Physicians should rethink their collections processes as shrinking margins and rising patient collections are placing greater demands on existing revenue cycle resources. One key area of opportunity is to ensure the right strategies are in place to capture patient payments efficiently. With a growing balance of accounts receivable due from consumers because of high-deductible plans, coupled with high costs to collect from them, physicians need to focus improvement efforts in this area.
The question is: How do you improve patient collections and drive down the cost while still making sure patients feel cared for and satisfied?

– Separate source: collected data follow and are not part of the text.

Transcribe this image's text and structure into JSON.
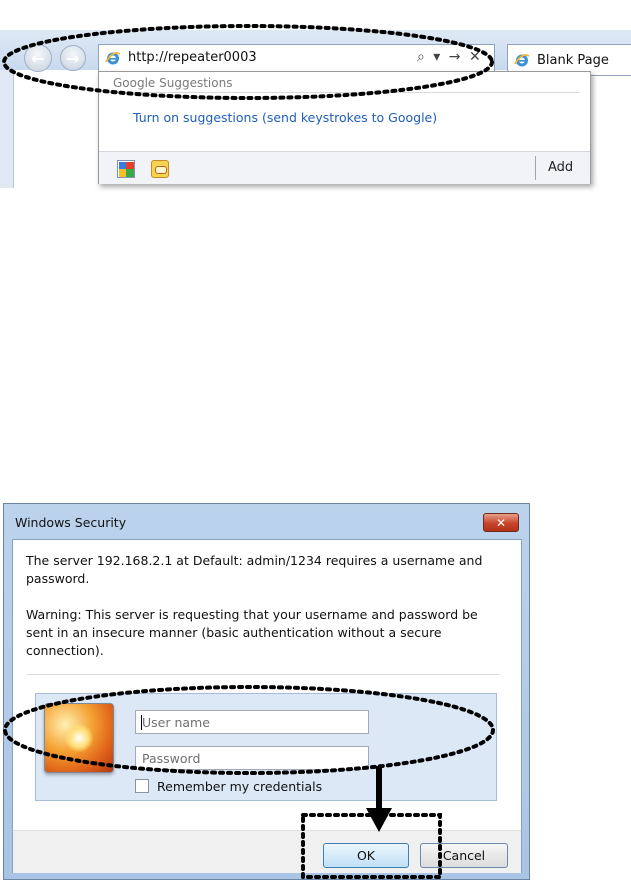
{
  "browser": {
    "address_value": "http://repeater0003",
    "address_tools": "⌕ ▾ → ✕",
    "back_glyph": "←",
    "forward_glyph": "→",
    "tab_label": "Blank Page",
    "suggestions": {
      "header": "Google Suggestions",
      "link_text": "Turn on suggestions (send keystrokes to Google)",
      "add_label": "Add"
    },
    "icons": [
      "ie-icon",
      "back-icon",
      "forward-icon",
      "search-icon",
      "dropdown-arrow-icon",
      "go-arrow-icon",
      "stop-icon",
      "google-provider-icon",
      "search-provider-icon"
    ]
  },
  "dialog": {
    "title": "Windows Security",
    "close_glyph": "✕",
    "message": "The server 192.168.2.1 at Default: admin/1234 requires a username and password.",
    "warning": "Warning: This server is requesting that your username and password be sent in an insecure manner (basic authentication without a secure connection).",
    "username_placeholder": "User name",
    "password_placeholder": "Password",
    "remember_label": "Remember my credentials",
    "remember_checked": false,
    "ok_label": "OK",
    "cancel_label": "Cancel",
    "colors": {
      "close_button": "#c8432a",
      "panel": "#dce8f6",
      "link": "#1f5fb8"
    }
  }
}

The answer is to adopt a communication strategy tailored to patients’ needs.
Control the conversation
To explain why patient-focused communication is so critical to controlling costs, consider some of the math involved in patient collections.

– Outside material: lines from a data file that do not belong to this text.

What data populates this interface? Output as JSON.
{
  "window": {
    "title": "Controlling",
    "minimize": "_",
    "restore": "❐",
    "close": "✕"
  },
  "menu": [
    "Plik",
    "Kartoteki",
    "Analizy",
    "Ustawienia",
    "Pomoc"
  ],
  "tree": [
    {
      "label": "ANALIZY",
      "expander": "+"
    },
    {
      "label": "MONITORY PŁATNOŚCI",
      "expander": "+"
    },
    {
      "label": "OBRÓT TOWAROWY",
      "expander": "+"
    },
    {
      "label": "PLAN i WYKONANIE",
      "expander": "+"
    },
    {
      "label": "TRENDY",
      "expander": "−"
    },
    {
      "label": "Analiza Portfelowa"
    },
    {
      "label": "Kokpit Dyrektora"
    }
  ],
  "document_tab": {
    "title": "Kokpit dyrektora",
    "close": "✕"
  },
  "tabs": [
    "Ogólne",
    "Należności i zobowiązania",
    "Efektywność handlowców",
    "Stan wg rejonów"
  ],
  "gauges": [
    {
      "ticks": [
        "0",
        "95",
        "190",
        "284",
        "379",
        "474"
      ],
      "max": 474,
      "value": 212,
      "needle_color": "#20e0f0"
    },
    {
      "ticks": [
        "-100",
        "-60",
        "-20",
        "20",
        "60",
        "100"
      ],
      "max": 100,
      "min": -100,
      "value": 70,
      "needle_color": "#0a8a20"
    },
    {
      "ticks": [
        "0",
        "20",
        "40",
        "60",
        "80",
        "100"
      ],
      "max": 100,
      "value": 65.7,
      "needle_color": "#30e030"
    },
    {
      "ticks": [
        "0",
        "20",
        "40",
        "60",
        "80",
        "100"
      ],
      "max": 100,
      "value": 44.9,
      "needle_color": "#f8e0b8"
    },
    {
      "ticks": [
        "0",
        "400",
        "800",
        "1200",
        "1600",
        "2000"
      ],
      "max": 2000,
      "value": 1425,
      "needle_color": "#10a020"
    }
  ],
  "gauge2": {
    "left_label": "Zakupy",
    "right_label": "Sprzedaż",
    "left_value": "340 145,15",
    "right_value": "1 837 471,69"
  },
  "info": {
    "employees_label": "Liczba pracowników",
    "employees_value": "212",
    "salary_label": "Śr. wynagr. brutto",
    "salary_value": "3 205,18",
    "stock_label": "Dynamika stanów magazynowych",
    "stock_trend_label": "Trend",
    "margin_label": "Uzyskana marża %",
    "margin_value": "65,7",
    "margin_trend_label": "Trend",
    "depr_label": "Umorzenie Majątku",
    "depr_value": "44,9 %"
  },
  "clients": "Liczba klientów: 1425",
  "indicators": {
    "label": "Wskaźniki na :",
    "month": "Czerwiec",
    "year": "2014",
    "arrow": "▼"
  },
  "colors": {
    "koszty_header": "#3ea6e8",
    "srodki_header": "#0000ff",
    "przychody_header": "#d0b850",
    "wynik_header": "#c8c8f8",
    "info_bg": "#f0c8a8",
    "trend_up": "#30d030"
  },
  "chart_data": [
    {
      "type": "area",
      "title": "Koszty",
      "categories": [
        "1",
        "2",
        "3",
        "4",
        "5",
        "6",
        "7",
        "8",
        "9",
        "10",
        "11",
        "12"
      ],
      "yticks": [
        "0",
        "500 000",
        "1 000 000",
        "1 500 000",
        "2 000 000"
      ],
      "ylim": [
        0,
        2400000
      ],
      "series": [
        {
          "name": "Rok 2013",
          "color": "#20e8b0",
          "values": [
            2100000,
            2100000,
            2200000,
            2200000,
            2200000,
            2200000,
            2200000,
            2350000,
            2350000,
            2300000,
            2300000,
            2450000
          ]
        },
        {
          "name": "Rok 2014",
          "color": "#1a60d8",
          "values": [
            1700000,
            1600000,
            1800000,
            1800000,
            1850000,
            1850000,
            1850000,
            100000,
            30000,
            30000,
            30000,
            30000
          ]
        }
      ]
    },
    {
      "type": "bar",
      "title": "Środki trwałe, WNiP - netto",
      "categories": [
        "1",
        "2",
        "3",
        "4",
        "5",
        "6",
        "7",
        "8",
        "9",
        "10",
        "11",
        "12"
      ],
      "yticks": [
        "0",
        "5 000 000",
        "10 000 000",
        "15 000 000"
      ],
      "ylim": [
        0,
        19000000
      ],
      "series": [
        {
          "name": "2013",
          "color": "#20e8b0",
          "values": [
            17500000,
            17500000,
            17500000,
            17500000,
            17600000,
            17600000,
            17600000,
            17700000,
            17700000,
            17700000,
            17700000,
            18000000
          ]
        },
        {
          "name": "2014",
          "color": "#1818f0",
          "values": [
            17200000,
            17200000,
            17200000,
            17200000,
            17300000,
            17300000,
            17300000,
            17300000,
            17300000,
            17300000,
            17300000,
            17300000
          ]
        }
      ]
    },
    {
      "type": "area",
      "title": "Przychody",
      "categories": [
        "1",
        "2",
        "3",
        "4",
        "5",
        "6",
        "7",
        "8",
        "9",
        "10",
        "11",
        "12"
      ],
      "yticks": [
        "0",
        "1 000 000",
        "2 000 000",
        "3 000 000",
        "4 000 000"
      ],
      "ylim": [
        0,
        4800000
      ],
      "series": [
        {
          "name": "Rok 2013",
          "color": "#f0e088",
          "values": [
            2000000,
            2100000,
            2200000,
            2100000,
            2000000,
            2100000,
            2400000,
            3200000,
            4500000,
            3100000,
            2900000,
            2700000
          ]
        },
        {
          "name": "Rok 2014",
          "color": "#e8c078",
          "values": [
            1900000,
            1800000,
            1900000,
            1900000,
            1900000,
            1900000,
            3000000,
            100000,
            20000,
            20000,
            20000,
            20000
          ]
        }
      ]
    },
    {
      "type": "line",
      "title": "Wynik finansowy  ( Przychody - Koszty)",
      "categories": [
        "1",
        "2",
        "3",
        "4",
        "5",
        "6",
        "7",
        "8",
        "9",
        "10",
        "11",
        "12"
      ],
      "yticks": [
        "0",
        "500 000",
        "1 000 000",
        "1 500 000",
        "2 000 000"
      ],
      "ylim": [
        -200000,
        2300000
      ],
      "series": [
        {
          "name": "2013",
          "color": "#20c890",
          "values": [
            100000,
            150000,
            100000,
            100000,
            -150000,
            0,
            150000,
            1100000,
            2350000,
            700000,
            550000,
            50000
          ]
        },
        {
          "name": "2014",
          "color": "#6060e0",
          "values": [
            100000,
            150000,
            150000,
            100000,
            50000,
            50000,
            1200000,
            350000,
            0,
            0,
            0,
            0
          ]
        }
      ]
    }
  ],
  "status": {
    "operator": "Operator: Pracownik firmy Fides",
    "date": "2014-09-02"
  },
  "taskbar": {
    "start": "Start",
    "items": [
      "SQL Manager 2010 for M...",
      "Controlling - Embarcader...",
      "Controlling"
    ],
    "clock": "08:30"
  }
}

On average, a practice mails patients three statements before they pay their bills. (That may include a “courtesy” statement some practices send simply to show the patient the total amount submitted to insurance.) The cost to print and mail one statement typically runs about 70 cents to $1, so providers generally spend about $2.10-$3.00 just on statements for each patient balance.
That means providers incur a 2% cost-to-collect right out of the gate, assuming an average payment of $165. Add to that cost another 3% to 4% processing fee for patients who pay by credit card; lockbox costs for mailed payments; 6% to 8% charged by early-out collections companies and even higher percentages charged by late-stage collections agencies.
With expenses quickly rising to 15% or more, it’s easy to see why providers need a convenient, patient-friendly billing approach that can drive costs down and not threaten patient satisfaction.
Providers can accomplish this with comprehensive patient communications that start with better point-of-service collections workflows and extend to more proactive in-house digital collections.